Wonderful The General locomotive advertising mirror featuring the historic US railroad train with intricate picture of the loco, bold fonts in a forest green tones with a Victorian style border in great detail.
Dark coloured wooden frame.
It comes in vintage condition with a few signs of authentic patina.
Western & Atlantic Railroad General is a 4-4-0 "American" type steam locomotive built in 1855 by the Rogers, Ketchum & Grosvenor in Paterson, New Jersey for the Western & Atlantic Railroad, best known as the engine stolen by Union spies in the Great Locomotive Chase, an attempt to cripple the Confederate rail network during the American Civil War. Today, the locomotive is preserved at the Southern Museum of Civil War and Locomotive History in Kennesaw, Georgia, and is listed on the National Register of Historic Places.
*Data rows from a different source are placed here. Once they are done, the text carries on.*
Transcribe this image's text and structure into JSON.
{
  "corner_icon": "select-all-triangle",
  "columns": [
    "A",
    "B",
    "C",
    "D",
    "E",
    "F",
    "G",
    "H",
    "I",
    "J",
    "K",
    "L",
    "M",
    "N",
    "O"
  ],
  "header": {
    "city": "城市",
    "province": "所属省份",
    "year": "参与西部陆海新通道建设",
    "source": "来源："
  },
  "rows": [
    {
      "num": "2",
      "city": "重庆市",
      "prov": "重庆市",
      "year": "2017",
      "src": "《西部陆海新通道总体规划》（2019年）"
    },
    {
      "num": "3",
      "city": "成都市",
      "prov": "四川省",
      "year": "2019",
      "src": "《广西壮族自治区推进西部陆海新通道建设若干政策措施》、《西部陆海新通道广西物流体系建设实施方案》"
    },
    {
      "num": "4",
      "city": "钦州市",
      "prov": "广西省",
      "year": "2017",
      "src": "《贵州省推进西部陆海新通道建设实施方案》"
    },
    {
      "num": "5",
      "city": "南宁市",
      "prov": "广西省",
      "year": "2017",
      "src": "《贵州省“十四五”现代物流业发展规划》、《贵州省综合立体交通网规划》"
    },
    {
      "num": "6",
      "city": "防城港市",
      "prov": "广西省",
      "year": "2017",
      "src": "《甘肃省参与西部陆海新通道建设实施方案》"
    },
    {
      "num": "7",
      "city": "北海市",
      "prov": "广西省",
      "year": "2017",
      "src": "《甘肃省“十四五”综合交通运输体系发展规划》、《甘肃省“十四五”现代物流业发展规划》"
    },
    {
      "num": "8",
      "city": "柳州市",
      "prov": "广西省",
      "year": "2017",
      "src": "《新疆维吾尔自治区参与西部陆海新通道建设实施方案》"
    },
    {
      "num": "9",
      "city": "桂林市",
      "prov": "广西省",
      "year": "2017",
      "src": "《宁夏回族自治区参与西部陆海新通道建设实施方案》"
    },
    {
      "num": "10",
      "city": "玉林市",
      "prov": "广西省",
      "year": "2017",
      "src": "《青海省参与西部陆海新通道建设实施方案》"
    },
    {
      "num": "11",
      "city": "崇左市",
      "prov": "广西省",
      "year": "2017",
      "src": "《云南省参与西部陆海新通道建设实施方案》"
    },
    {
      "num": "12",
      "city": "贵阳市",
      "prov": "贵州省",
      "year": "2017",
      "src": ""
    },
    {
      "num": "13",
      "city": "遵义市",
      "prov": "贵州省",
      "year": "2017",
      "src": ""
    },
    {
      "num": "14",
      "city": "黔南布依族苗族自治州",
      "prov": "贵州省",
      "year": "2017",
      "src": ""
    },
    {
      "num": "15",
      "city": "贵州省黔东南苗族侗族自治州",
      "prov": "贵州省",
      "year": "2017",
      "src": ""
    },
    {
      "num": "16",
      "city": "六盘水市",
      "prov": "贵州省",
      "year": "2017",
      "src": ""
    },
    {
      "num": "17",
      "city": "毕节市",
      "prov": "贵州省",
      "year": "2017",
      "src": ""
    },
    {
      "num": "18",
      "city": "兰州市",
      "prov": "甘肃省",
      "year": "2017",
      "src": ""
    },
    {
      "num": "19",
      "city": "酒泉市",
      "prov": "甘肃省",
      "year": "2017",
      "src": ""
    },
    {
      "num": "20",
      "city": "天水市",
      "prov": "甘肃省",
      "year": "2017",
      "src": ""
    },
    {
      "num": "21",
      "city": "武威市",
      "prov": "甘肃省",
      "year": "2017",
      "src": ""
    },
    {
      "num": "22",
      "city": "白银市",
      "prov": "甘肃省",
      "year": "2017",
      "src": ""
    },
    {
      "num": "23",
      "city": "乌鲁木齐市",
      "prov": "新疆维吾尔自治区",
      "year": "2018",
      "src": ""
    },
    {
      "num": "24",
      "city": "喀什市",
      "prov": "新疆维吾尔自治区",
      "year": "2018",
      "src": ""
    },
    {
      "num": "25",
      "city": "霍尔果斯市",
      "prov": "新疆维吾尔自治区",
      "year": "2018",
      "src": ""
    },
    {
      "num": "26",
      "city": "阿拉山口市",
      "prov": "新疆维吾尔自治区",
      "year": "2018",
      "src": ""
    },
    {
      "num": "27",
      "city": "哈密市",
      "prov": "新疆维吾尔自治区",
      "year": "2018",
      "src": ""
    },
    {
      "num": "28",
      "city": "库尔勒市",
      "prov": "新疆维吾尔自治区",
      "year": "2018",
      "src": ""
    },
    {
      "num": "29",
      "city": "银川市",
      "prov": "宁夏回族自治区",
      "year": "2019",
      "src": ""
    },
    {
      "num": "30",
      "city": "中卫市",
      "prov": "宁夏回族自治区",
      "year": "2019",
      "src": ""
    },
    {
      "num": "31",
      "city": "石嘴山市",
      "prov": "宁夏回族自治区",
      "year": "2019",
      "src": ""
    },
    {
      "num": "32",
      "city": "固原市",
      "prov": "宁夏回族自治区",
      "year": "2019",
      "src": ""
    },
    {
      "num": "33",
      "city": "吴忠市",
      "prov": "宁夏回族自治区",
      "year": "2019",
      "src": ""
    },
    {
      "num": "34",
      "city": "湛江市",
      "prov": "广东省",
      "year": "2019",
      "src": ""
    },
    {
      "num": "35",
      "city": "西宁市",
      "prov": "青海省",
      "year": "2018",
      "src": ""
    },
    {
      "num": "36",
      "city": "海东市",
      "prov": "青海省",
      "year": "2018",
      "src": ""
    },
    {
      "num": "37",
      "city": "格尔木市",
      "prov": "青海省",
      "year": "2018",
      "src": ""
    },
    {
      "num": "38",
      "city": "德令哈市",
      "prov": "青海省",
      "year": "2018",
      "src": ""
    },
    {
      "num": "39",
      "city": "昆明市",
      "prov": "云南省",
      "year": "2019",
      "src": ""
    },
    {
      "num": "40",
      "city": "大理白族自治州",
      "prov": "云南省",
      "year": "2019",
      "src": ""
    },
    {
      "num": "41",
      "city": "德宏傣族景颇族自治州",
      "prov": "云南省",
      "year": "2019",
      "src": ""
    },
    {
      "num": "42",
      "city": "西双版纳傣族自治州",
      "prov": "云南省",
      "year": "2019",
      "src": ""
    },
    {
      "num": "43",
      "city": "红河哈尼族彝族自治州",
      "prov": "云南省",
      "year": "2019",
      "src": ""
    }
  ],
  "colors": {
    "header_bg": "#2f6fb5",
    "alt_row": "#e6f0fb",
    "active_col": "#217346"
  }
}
The General provided freight and passenger service between Atlanta, Georgia, and Chattanooga, Tennessee, before the Civil War on the Western and Atlantic Railroad of the State of Georgia and later, the Western and Atlantic Railroad Company.
During the Civil War on April 12, 1862, The General was commandeered by Northerners led by James J. Andrews at Big Shanty (now Kennesaw, Georgia), and abandoned north of Ringgold, after being pursued by William Allen Fuller and the Texas. Low on water and wood, the General eventually lost steam pressure and speed, and slowed to a halt two miles north of Ringgold, where Andrews and his raiders abandoned the locomotive and tried to flee.
It had been speculated by some that, after the General had been damaged, the invading Union army restored the engine and operated it. However, many historians believe that the engine was left untouched for the remainder of the war. The Union army had based its repair shops in Nashville, and there is no evidence to suggest the engine was moved there. The United States Military Railroad Service had many new or like-new engines, so they had no need to restore captured ones such as the General. The USMRR had often left the damaged equipment of a captured railroad undisturbed, and its records, having listed the General as "captured and returned," further suggest such was the case of the General.
After the war ended, the General was repaired and continued service on the Western and Atlantic. In the 1870s, the General was completely rebuilt, it had received a new pilot, boiler, and other components. Most notably, its three dome configuration was reduced to two domes, and its Radley-Hunter style balloon stack was replaced with a diamond stack, as the engine had been converted to burn coal. Indeed, the rebuilt engine had little resemblance to its original form.